Contriva / Contriva Diacera is an easy load at, 4.1 - 6.5 ohm all the time,
very good efficiency for a dynamic speaker with a linear (!) frequency
response. I had clients here in my demo room (40m²) bringing their 25 watt
SET amps, and it played amazingly loud and dynamic. As always; more power drives
it even further and with a real 160 watt at 8 ohms one can drive it already to
the max. excursion (depending on the software one is feeding this speaker
with) into an area where one can risk damage to their beloved ears already.
Absolutely ready for SET. And yes it can handle a lot of power and shows
that the limits can not be touched by 25 watts, but as always; it is a CAN
be, not a MUST to drive it with more power then that. Always quality before
quantity!

Sunray: from the electrical side - most easy to drive speaker. Even
though it has 7 drivers here, the impedance is almost linear at about 4.8 ohm -
5.5 ohm and has almost no phase shifting, the x-over inside is managing it
perfectly to melt all the seven drivers to a single-unit without any
electrical bug inside. Like other speakers can do with dips below 4 ohm,
sometimes even below 2 ohm. We have for e.g. a client driving a Sunray with
30 watt Audionote Ongaku amps in a big room (> 50m² with very high ceilings)
and it sounds great, live and dynamic. Yes, it could play even more dynamic
and louder with even more power, but the difference is like driving 120 mph
or 140 mph. In reality we all listen to normal level with headroom for
louder passages like in orchestral music, not crazy party levels. For those
guys, yes, we recommend power > 150 watts on 8 ohm. For all Tidal speaker models.

To show how "theoretical" numbers, here are some easy simple facts from
physics: 1dB more needs about a third more power, 1dB more is not to hear in
reality terms. 2 times more power just means a level increase of 3dB. Almost
not to hear. So if an amp has 100 watt or 200 watt makes electrical wise
almost no difference. About 10dB more means for the human ear about "twice
as loud", to make this happen one needs 10 times more power! That means: the
client with the a 30 watt SET amp would have to bring a SET amp with 300 watts to say
"now it is about twice as loud".

My point is; electrically one can run it also with low power amps and
everyone should feel free to check if they will be happy with it. About a
third of all TIDAL clients worldwide do like to drive TIDAL speakers with
tubes below 100 watt and are super happy with it. The other clients drive it
with very good solid state and are also super happy with it. If a speaker is
free of flaws and does not colorize a signal, then one can "color" it with
the amp of choice and give it a preference in tonality.

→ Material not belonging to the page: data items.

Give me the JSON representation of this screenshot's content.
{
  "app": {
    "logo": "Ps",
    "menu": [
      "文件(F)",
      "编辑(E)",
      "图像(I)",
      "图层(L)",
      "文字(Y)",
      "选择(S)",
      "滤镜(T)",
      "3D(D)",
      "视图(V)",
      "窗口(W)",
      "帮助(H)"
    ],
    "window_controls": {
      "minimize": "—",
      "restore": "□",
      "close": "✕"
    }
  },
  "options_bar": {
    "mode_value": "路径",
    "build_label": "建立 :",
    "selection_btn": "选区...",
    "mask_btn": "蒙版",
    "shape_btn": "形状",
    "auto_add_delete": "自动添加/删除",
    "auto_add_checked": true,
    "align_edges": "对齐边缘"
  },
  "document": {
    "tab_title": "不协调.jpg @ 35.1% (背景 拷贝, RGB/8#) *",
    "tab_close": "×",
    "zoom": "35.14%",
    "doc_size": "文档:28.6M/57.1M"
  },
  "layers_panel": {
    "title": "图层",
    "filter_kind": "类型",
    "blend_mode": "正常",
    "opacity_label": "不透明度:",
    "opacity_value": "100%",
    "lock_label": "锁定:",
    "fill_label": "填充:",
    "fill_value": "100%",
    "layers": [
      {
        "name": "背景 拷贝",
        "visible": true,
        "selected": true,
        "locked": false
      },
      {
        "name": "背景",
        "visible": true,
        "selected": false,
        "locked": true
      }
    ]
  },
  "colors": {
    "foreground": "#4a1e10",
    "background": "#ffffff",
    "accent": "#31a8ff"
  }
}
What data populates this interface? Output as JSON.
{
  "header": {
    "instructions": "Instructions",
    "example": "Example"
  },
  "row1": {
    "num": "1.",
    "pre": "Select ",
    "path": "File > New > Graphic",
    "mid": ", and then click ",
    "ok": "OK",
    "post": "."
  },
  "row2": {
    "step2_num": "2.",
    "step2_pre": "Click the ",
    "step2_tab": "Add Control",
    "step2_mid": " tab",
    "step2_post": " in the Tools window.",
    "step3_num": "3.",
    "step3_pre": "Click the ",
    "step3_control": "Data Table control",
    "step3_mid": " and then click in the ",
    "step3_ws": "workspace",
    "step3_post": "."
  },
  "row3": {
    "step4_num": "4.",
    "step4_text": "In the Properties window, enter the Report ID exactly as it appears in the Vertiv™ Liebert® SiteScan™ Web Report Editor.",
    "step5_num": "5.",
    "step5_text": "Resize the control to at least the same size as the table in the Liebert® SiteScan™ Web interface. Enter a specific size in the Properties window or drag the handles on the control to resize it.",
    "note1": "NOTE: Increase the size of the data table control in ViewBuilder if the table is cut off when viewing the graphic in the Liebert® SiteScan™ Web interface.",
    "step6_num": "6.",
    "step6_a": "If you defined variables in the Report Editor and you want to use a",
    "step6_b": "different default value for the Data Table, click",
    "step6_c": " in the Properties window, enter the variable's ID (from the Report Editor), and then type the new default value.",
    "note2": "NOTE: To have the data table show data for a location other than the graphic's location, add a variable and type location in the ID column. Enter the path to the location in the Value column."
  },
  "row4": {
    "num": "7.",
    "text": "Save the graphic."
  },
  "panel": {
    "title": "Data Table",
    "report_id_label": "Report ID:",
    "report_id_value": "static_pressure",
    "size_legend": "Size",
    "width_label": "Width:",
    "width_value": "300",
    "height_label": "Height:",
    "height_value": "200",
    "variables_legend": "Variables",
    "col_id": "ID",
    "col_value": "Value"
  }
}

with best regards from Germany,
Jörn Janczak
CEO, TIDAL Audio GmbH
My personal experience with a Tidal Contriva driven by a set of Wavac 805 SET monoblocks (Tidal Preos was the preamplifier) was that this combo was simply magic. There was no problem to play different kinds of music in normal listening levels. We didn't try to play it too loud but if someone is listening to music in normal levels he could hapilly live with such a combo. It was exceptional.